The employer must use the “cooperative dialogue” process when an employee seeks an accommodation for any lawful purpose, such as for a disability or religious needs. The employer must initiate the cooperative dialogue either when the employee makes a request, or when the employer should have known about the potential need for an accommodation. Under the law, the cooperative dialogue is meant to be a “written or oral dialogue” concerning the needs for an accommodation, potential accommodations, alternatives, and difficulties the accommodation may pose for an employer.
Once put on notice of a request, employers are required to engage in the cooperative dialogue in an expeditious manner. The employer must continue the dialogue until it determines that the accommodation request can either be granted or denied. This means that even if the employer offers an accommodation, and the employee reasonably determines that the accommodation does not meet their needs, the employer must continue with the dialogue to find a sufficient alternative, if available. An employer cannot determine there is no accommodation without first engaging in the cooperative dialogue.
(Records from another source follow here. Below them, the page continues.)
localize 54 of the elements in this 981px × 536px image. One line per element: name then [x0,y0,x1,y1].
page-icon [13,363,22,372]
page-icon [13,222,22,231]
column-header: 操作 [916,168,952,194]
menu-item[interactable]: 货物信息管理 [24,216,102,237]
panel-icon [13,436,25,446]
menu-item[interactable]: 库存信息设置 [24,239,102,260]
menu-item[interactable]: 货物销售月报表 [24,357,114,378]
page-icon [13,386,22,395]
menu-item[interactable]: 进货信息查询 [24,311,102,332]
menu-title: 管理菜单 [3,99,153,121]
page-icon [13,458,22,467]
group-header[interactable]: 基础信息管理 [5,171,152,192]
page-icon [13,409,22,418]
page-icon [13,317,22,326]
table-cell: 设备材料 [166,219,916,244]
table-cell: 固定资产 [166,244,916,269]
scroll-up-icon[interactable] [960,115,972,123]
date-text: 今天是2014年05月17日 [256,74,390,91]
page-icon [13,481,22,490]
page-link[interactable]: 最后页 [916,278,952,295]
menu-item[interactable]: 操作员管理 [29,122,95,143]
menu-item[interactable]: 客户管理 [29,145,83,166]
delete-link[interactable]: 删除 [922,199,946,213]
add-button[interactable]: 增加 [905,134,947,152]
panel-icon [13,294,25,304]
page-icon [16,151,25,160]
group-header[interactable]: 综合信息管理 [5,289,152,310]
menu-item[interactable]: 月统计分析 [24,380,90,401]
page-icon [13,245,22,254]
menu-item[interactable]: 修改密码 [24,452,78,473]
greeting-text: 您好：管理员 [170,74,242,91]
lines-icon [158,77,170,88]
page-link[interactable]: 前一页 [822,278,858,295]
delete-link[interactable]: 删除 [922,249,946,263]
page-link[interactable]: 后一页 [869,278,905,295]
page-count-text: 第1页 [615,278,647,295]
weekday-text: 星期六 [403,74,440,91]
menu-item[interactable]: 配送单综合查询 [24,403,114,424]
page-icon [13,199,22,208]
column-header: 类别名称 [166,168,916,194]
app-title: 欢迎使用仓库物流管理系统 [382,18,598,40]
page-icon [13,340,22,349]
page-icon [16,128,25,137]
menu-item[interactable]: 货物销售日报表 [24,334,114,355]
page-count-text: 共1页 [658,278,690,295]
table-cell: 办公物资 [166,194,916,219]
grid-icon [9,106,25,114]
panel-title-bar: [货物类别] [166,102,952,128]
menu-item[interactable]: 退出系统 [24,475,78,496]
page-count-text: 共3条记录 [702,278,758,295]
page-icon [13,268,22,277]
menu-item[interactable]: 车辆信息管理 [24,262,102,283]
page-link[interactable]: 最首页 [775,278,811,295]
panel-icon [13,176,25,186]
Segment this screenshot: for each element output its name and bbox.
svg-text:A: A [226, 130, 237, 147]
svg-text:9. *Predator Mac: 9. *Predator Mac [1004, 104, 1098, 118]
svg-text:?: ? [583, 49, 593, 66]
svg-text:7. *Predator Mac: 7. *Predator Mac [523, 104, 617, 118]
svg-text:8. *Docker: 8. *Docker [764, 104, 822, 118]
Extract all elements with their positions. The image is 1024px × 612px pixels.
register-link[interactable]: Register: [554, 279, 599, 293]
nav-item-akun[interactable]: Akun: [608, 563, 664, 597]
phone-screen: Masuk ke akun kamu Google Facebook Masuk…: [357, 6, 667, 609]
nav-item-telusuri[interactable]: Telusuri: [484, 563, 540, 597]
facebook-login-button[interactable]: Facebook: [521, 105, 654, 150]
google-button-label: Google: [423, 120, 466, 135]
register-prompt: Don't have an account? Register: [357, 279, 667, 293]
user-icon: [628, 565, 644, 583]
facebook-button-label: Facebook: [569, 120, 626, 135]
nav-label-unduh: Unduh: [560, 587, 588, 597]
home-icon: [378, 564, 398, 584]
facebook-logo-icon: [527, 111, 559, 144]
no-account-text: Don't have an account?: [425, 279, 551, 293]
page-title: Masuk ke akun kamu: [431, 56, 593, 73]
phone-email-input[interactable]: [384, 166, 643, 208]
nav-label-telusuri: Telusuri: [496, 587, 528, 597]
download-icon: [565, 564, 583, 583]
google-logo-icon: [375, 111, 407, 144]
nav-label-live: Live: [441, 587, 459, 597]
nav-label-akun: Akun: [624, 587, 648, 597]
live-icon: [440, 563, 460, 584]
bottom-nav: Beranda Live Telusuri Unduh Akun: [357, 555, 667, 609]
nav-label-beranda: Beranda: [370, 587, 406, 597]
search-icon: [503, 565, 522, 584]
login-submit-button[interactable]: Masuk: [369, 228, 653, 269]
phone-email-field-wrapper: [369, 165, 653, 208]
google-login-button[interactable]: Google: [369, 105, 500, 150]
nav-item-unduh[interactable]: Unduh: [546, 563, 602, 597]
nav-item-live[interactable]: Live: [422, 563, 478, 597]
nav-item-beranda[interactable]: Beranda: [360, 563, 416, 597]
At the same time, the employee is not necessarily entitled to the specific accommodation they request if the employer identifies a sufficient alternative.
Under the legal guidance issued by the City Commission, the cooperative dialogue must continue until: (1) a reasonable accommodation is granted; or (2) the employer reasonably determines there is no accommodation that will not cause undue hardship; the employee did not accept a sufficient accommodation and no alterative was identified; or there is no accommodation that will allow the employee to perform the essential functions of their job.
Once the cooperative dialogue concludes, the employer must promptly notify the employee in writing of the outcome. This notice must provide the employee with a written determination as to whether the request was granted or denied.
Things to Consider: This new harassment law and “cooperative dialogue” process add to what is already a daunting list of legal mandates for New York employers. They also raise questions:
- Should we have the same policy for all employees, even those outside New York?
- Should we train everyone, now that several states (like New York and California) require training?
- Is it worth it to invest in live training?
- Does my Human Resources and Compliance staff know how to investigate these types of issues?
- Do our managers know the law and know about the “cooperative dialogue”?